FOR IMMEDIATE RELEASE
Contact: Jessica Manly, Communications Director
National Young Farmers Coalition
email@example.com, 518-643-3564 x 722
Washington, D.C. (July 12, 2023) The National Young Farmers Coalition (Young Farmers) is disappointed by the June 30, 2023 ruling by the Supreme Court of the United States. By a 6-3 vote, our country’s highest court—tasked with delivering on the promise of equal justice under law—ruled that the Biden Administration did not have the authority under the Higher Education Relief Opportunities for Students (HEROES) Act of 2003 to continue the debt relief program, to which 26 million applications were made last year. As stated in a previous blog post on debt relief, the Supreme Court could have ensured financial relief and economic possibility for millions of working, low- and middle-income Americans. For a new generation of young and Black, Indigenous, and other people of color (BIPOC) farmers struggling with many layered challenges, this ruling is devastating news.
The HEROES Act specifically authorized the federal government to provide financial relief to borrowers due to a national emergency. A majority of the justices did not agree that the Act provides a basis to grant principal debt relief for the estimated 40 million borrowers who qualified.
“In a time of great need, the Supreme Court of the United States has spurned student loan borrowers, and firmly placed the court in the way of a common sense, meritorious, and legal policy to provide financial relief”, said Michelle A.T. Hughes, Co-Executive Director for the National Young Farmers Coalition. “Our disappointment in this outcome is paired with gratitude for, and some measured hope, following the President’s subsequent announcement of alternative steps to lessen the pain for borrowers. We see and greatly appreciate the efforts of President Biden and Education Secretary Miguel Cardona, who are working diligently and consistently to address the burden of student loan debt—a burden that many farmers in our network continue to carry.”
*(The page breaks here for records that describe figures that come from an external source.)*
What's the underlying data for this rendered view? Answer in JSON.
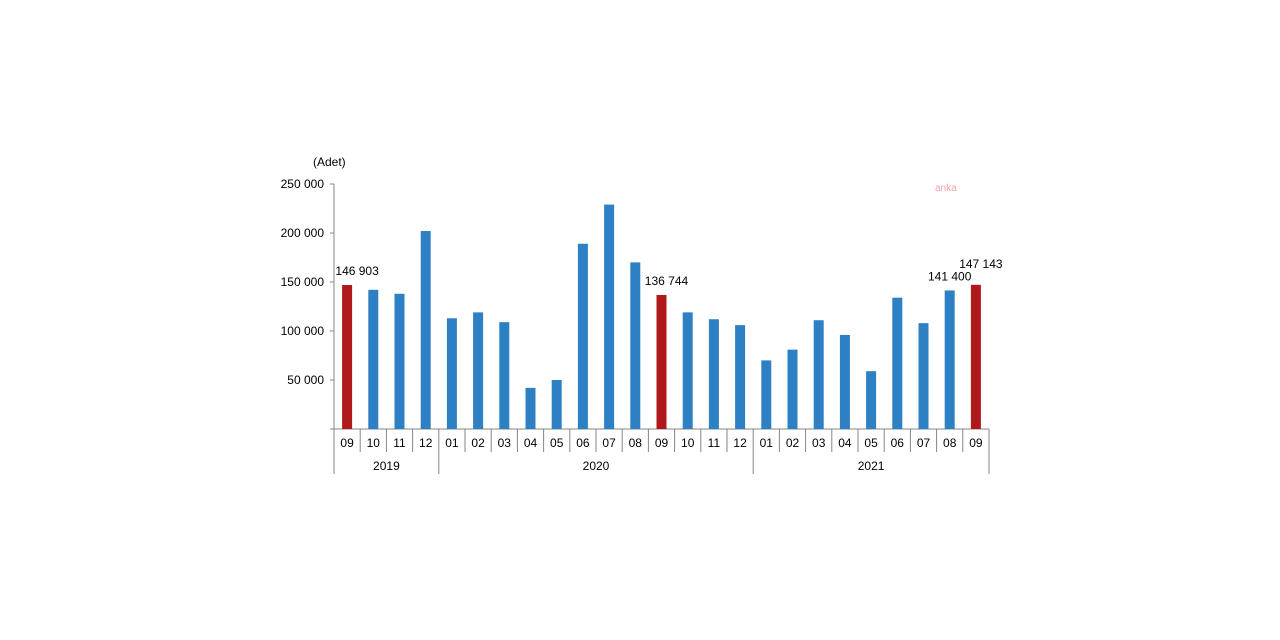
{
  "chart_data": {
    "type": "bar",
    "ylabel": "(Adet)",
    "ylim": [
      0,
      250000
    ],
    "yticks": [
      0,
      50000,
      100000,
      150000,
      200000,
      250000
    ],
    "ytick_labels": [
      "",
      "50 000",
      "100 000",
      "150 000",
      "200 000",
      "250 000"
    ],
    "categories": [
      "09",
      "10",
      "11",
      "12",
      "01",
      "02",
      "03",
      "04",
      "05",
      "06",
      "07",
      "08",
      "09",
      "10",
      "11",
      "12",
      "01",
      "02",
      "03",
      "04",
      "05",
      "06",
      "07",
      "08",
      "09"
    ],
    "years": [
      {
        "label": "2019",
        "count": 4
      },
      {
        "label": "2020",
        "count": 12
      },
      {
        "label": "2021",
        "count": 9
      }
    ],
    "values": [
      146903,
      142000,
      138000,
      202000,
      113000,
      119000,
      109000,
      42000,
      50000,
      189000,
      229000,
      170000,
      136744,
      119000,
      112000,
      106000,
      70000,
      81000,
      111000,
      96000,
      59000,
      134000,
      108000,
      141400,
      147143
    ],
    "highlight": [
      0,
      12,
      24
    ],
    "data_labels": [
      {
        "index": 0,
        "text": "146 903"
      },
      {
        "index": 12,
        "text": "136 744"
      },
      {
        "index": 23,
        "text": "141 400"
      },
      {
        "index": 24,
        "text": "147 143"
      }
    ],
    "colors": {
      "bar": "#2e80c4",
      "highlight": "#b0191c",
      "axis": "#868686"
    },
    "grid": false
  },
  "watermark": "anka"
}
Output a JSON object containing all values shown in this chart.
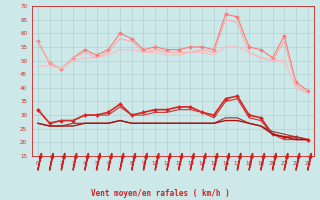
{
  "xlabel": "Vent moyen/en rafales ( km/h )",
  "xlim": [
    -0.5,
    23.5
  ],
  "ylim": [
    15,
    70
  ],
  "yticks": [
    15,
    20,
    25,
    30,
    35,
    40,
    45,
    50,
    55,
    60,
    65,
    70
  ],
  "xticks": [
    0,
    1,
    2,
    3,
    4,
    5,
    6,
    7,
    8,
    9,
    10,
    11,
    12,
    13,
    14,
    15,
    16,
    17,
    18,
    19,
    20,
    21,
    22,
    23
  ],
  "background_color": "#cce8e8",
  "grid_color": "#aacccc",
  "lines": [
    {
      "color": "#ff7777",
      "linewidth": 0.8,
      "marker": "D",
      "markersize": 2.0,
      "values": [
        57,
        49,
        47,
        51,
        54,
        52,
        54,
        60,
        58,
        54,
        55,
        54,
        54,
        55,
        55,
        54,
        67,
        66,
        55,
        54,
        51,
        59,
        42,
        39
      ]
    },
    {
      "color": "#ffaaaa",
      "linewidth": 0.8,
      "marker": null,
      "markersize": 0,
      "values": [
        57,
        49,
        47,
        51,
        53,
        51,
        53,
        58,
        57,
        53,
        54,
        53,
        53,
        53,
        54,
        53,
        65,
        64,
        53,
        51,
        50,
        57,
        41,
        38
      ]
    },
    {
      "color": "#ffbbbb",
      "linewidth": 0.8,
      "marker": null,
      "markersize": 0,
      "values": [
        48,
        48,
        47,
        50,
        51,
        51,
        52,
        54,
        54,
        53,
        53,
        52,
        52,
        53,
        53,
        52,
        55,
        55,
        53,
        51,
        50,
        50,
        40,
        38
      ]
    },
    {
      "color": "#dd2222",
      "linewidth": 1.2,
      "marker": "D",
      "markersize": 2.0,
      "values": [
        32,
        27,
        28,
        28,
        30,
        30,
        31,
        34,
        30,
        31,
        32,
        32,
        33,
        33,
        31,
        30,
        36,
        37,
        30,
        29,
        23,
        22,
        22,
        21
      ]
    },
    {
      "color": "#cc3333",
      "linewidth": 0.8,
      "marker": null,
      "markersize": 0,
      "values": [
        32,
        27,
        28,
        28,
        30,
        30,
        30,
        33,
        30,
        30,
        31,
        31,
        32,
        32,
        31,
        29,
        35,
        36,
        29,
        28,
        23,
        21,
        21,
        21
      ]
    },
    {
      "color": "#993333",
      "linewidth": 0.8,
      "marker": null,
      "markersize": 0,
      "values": [
        27,
        26,
        26,
        27,
        27,
        27,
        27,
        28,
        27,
        27,
        27,
        27,
        27,
        27,
        27,
        27,
        29,
        29,
        27,
        26,
        24,
        23,
        22,
        21
      ]
    },
    {
      "color": "#aa1111",
      "linewidth": 1.0,
      "marker": null,
      "markersize": 0,
      "values": [
        27,
        26,
        26,
        26,
        27,
        27,
        27,
        28,
        27,
        27,
        27,
        27,
        27,
        27,
        27,
        27,
        28,
        28,
        27,
        26,
        23,
        22,
        21,
        21
      ]
    }
  ]
}
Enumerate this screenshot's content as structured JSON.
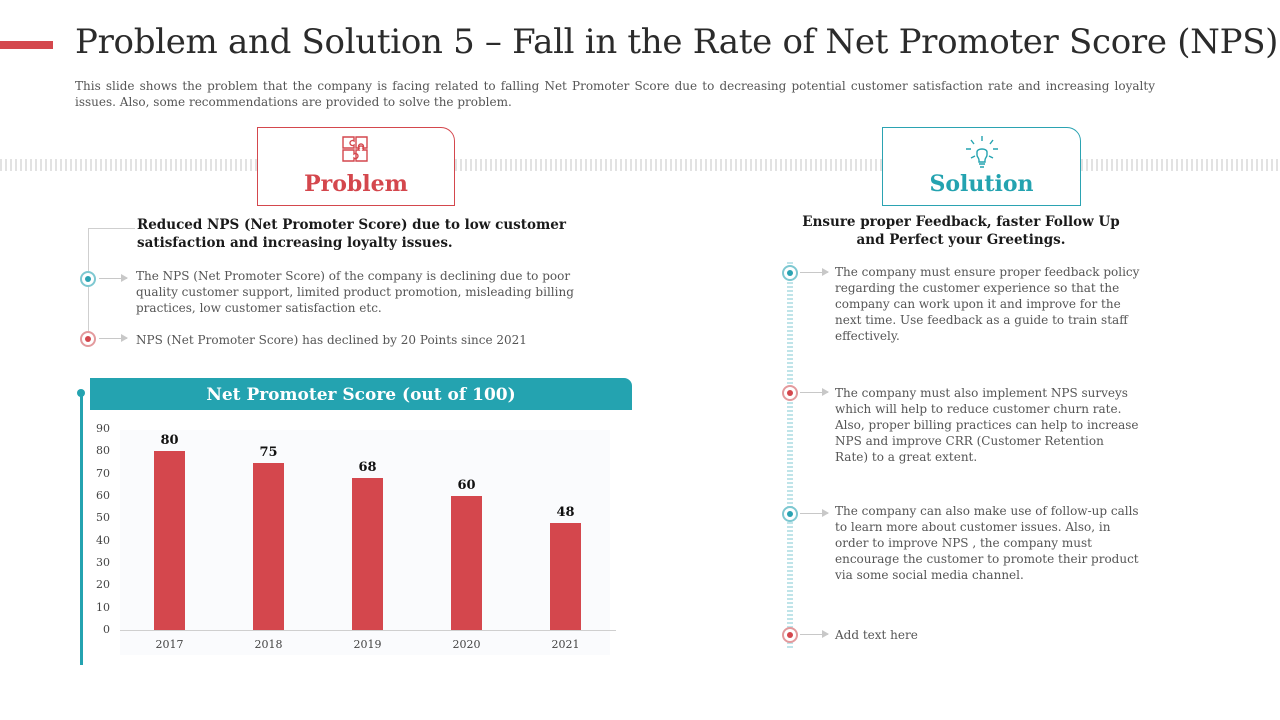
{
  "slide": {
    "title": "Problem and Solution 5 – Fall in the Rate of Net Promoter Score (NPS)",
    "subtitle": "This slide shows the problem that the company is facing related to falling Net Promoter Score due to decreasing potential customer satisfaction rate and increasing loyalty issues. Also, some recommendations are provided to solve the problem.",
    "accent_color": "#d4474d",
    "teal_color": "#24a3b0"
  },
  "problem": {
    "card_label": "Problem",
    "icon": "puzzle-icon",
    "heading": "Reduced NPS (Net Promoter Score) due to low customer satisfaction and increasing loyalty issues.",
    "points": [
      "The NPS (Net Promoter Score) of the company is declining due to poor quality customer support, limited product promotion, misleading billing practices, low customer satisfaction etc.",
      "NPS (Net Promoter Score) has declined by 20 Points since 2021"
    ]
  },
  "solution": {
    "card_label": "Solution",
    "icon": "hand-idea-icon",
    "heading": "Ensure proper Feedback, faster Follow Up and Perfect your Greetings.",
    "points": [
      "The company must ensure proper feedback policy regarding the customer experience so that the company can work upon it and improve for the next time. Use feedback as a guide to train staff effectively.",
      "The company must also implement NPS surveys which will help to reduce customer churn rate. Also, proper billing practices can help to increase NPS and improve CRR (Customer Retention Rate) to a great extent.",
      "The company can also make use of follow-up calls to learn more about customer issues. Also, in order to improve NPS , the company must encourage the customer to promote their product via some social media channel.",
      "Add text here"
    ]
  },
  "chart_data": {
    "type": "bar",
    "title": "Net Promoter Score (out of 100)",
    "categories": [
      "2017",
      "2018",
      "2019",
      "2020",
      "2021"
    ],
    "values": [
      80,
      75,
      68,
      60,
      48
    ],
    "data_labels": [
      "80",
      "75",
      "68",
      "60",
      "48"
    ],
    "ylim": [
      0,
      90
    ],
    "yticks": [
      "0",
      "10",
      "20",
      "30",
      "40",
      "50",
      "60",
      "70",
      "80",
      "90"
    ],
    "bar_color": "#d4474d",
    "grid": false
  }
}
“Student loan debt is a problem with clear solutions, and the impacts of this debt coupled with the ongoing uncertainty and suddenness of course changes in public policy, are incredibly harmful and entirely preventable,” said Tamisha Singletary, Policy Development Associate for the National Young Farmers Coalition. “Young Farmers will continue to join our partners, such as the Student Borrower Protection Center, in advocating for equitable student loan debt relief.”
According to our 2022 National Young Farmer Survey of over 10,000 young and beginning farmers across the country, 38% of young farmer respondents carry some student loan debt. Student debt burden is much higher for BIPOC farmers and particularly Black young farmers. 62% of Black young farmers have student loan debt, compared to only 36% of White young farmers.
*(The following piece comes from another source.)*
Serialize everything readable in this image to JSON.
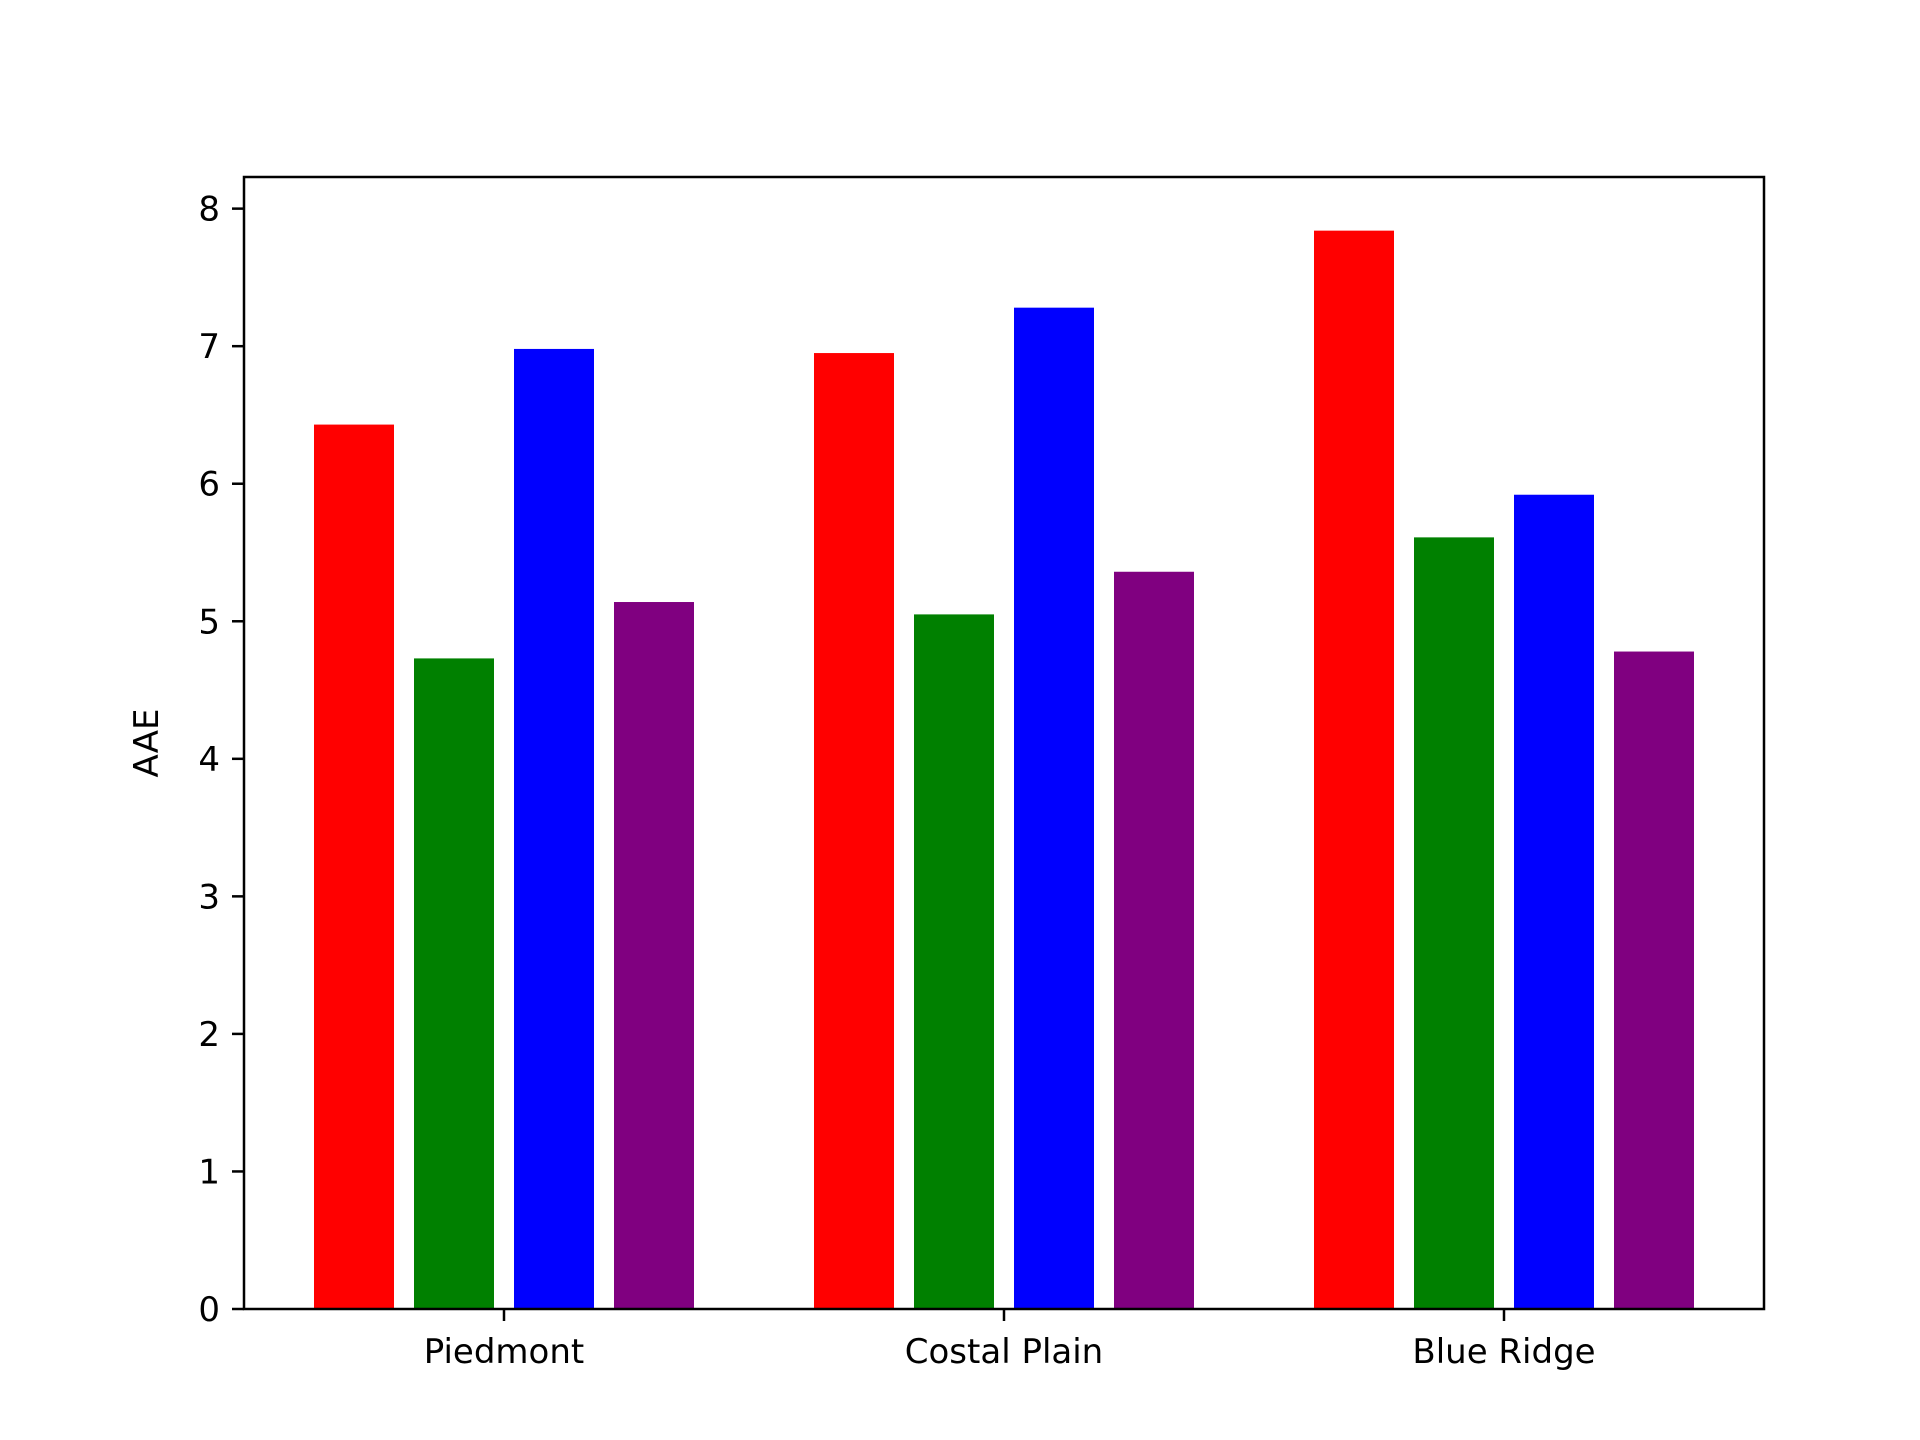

Student loan debt is a burden that stands in the way of the next generation of farmers ready to build careers in agriculture. Student debt can prevent farmers from qualifying for additional financing needed to launch their businesses. Twenty percent of young farmers did not take out additional loans to support or grow their farm businesses because of existing student loan debt.
Addressing the student debt crisis is a matter of growing national concern as our supply chain is widely distributed, and so can be threatened, across the globe. Increasing our young farmers’ capacity to participate in building up our food security and our nation’s ability to sustainably feed ourselves domestically is a top priority for success in every sector.